There are any number of ways I could've gone with this... The Waiting is the Hardest Part, Waiting for the Sun, Waiting in Vain...
But we're just waiting. All season long I wondered why people around the country weren't giving the Stanford Football program its proper respect, but in a lot of ways I'm guilty of the same thing. When I look at the University of Michigan as they emerge from the failed Rich Rodriguez experiment and enter into the Brady Hoke era, I don't for a second doubt that they'll return to prominence. They're Michigan. When I look south to the Swamp and the Florida Gators, I don't worry that they'll fade away without Urban Meyer at the helm. They're Florida. Within the Pac-12 there's USC, struggling under the yoke of NCAA sanctions that will keep them from bowl games and limit their scholarships, but I know they'll be a national power just as soon as they're finished serving their time. They're USC.

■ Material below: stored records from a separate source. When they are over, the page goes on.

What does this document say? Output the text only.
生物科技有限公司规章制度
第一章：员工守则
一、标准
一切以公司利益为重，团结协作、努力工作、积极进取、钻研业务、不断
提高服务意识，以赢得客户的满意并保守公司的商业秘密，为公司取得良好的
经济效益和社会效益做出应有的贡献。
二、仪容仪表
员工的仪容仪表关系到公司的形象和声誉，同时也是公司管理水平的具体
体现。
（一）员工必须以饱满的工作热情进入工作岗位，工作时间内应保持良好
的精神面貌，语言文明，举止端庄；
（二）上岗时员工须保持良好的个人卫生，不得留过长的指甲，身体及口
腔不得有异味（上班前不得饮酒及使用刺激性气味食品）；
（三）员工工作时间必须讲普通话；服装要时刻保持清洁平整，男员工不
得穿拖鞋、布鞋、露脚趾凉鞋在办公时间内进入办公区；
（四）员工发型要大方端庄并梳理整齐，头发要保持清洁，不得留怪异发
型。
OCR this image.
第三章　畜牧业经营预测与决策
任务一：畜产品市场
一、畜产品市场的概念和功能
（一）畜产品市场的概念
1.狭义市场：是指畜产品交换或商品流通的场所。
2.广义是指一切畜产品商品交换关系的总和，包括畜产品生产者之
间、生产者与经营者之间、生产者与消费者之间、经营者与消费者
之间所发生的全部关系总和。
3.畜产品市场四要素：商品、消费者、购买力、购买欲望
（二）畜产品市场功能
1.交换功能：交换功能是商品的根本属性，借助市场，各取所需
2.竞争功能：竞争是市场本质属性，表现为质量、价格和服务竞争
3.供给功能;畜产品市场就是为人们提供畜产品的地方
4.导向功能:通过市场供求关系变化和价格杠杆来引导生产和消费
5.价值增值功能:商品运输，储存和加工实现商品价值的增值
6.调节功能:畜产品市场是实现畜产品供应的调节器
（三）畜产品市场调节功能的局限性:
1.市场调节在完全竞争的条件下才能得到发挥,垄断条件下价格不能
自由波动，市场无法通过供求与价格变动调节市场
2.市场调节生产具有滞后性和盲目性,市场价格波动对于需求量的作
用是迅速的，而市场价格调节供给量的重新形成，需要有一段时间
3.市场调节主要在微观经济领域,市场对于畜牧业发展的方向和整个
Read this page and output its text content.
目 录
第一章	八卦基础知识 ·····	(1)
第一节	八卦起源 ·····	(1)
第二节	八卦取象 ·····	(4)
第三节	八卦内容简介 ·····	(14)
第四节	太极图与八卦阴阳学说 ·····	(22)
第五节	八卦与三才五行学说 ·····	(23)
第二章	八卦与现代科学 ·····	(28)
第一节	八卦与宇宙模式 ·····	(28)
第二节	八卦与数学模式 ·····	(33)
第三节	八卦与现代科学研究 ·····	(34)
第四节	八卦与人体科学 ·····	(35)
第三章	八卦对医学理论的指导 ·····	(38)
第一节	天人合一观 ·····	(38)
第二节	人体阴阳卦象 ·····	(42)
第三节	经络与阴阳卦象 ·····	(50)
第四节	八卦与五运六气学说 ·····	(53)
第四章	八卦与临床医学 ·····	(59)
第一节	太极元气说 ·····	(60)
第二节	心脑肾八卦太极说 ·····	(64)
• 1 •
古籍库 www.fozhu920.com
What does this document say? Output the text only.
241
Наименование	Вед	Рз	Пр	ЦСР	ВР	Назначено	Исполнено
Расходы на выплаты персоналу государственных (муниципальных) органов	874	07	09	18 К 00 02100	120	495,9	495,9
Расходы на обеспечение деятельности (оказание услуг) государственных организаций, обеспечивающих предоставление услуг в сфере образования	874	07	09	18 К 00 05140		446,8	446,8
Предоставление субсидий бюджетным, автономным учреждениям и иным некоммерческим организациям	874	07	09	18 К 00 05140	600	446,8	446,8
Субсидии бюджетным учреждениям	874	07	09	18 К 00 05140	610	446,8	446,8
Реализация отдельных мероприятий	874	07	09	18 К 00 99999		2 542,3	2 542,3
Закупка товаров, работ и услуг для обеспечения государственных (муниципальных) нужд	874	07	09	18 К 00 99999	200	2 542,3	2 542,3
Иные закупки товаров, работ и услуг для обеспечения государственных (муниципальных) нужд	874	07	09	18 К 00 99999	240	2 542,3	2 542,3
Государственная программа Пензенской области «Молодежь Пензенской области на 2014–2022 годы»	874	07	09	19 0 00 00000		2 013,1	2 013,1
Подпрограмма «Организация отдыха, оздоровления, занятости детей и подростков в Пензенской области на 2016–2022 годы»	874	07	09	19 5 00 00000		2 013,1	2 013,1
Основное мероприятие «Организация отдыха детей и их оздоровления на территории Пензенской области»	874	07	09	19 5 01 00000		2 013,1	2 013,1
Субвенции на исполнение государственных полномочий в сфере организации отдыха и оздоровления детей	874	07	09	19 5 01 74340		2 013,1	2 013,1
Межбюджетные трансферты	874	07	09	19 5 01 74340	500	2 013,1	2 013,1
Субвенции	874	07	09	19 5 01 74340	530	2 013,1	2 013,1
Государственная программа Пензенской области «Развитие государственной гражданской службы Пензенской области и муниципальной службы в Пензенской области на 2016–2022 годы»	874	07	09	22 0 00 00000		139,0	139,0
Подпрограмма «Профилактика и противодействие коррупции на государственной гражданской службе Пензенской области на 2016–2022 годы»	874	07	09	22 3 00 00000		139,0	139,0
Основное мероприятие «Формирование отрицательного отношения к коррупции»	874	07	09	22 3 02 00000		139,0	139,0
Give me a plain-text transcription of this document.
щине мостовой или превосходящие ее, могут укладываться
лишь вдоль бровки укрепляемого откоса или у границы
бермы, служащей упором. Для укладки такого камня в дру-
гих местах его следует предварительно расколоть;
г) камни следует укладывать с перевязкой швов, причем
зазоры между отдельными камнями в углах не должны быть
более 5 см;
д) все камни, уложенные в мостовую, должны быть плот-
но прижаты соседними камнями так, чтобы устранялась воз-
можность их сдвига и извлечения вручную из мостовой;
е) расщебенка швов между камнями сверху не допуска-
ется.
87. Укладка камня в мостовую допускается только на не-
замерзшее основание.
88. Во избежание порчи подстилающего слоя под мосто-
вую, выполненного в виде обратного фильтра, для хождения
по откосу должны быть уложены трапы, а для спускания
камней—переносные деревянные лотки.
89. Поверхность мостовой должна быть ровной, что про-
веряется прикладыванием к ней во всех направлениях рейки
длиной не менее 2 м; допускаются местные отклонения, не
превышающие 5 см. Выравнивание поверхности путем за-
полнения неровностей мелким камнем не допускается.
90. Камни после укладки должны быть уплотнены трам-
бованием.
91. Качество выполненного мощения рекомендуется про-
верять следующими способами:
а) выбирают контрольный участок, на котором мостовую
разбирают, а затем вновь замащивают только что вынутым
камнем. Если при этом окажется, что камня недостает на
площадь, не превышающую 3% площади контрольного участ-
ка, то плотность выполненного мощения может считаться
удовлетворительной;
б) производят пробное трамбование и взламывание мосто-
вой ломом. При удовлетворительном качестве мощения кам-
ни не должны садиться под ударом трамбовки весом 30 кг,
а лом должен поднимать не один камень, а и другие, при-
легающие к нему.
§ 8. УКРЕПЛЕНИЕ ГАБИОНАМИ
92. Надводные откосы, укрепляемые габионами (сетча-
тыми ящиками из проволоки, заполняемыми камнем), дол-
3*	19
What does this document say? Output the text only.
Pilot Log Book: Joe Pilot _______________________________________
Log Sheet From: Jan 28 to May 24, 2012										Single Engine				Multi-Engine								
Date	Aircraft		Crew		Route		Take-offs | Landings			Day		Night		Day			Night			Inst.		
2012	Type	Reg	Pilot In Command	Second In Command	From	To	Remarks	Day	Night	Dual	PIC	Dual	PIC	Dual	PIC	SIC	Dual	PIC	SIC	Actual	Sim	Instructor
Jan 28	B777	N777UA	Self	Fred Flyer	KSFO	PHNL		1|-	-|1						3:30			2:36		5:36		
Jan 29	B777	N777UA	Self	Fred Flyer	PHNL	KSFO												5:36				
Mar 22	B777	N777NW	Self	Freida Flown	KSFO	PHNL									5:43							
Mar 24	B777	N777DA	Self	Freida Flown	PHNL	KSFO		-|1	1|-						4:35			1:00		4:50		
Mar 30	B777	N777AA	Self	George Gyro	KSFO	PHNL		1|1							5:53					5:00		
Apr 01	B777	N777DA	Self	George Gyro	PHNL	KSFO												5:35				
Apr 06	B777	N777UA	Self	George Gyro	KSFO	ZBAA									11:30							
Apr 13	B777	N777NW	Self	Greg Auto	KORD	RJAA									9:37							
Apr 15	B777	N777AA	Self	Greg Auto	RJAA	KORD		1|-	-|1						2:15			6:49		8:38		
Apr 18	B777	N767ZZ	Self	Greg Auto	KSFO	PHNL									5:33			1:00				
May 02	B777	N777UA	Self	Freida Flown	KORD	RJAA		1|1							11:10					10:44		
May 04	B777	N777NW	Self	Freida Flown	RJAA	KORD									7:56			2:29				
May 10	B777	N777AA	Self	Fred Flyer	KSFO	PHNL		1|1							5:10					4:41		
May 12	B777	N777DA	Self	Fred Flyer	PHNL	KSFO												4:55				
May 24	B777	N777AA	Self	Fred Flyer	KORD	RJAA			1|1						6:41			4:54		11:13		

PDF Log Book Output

But I worry about the Mighty Card. Even without a head coach, Stanford keeps popping up in various preseason polls for 2011, thanks mostly to the return of Andrew Luck. The defense got better each week and returns a great deal of talent. Half of the players from the deep recruiting classes of 2009 and 2010 are yet to be heard from, and some potential 2011 signees are talented enough to contribute this coming fall. There's a lot to be excited about.
But I worry.
I worry that Jim Harbaugh will gut the coaching staff and take them to San Francisco. I worry especially about Vic Fangio, the Dark Lord of Defense, the man who turned one of the worst defensive teams in the country to one of the best in the space of twelve months. If he leaves, the defense could revert to the porous 2010 version. If offensive coordinator David Shaw leaves, Luck and the offense will have to learn a whole new playbook, and what could've been a national championship year will become a transition season.
I worry that Stanford AD Bob Bowlsby will choose poorly, and that the wrong candidate will waste the year that Andrew Luck has given us and plunge the program back into mediocrity.
I worry that the stellar recruiting class assembled by Harbaugh and his staff will slowly erode away, setting the program back even farther.
I worry.
Hopefully something good will happen on Thursday to assuage all this angst.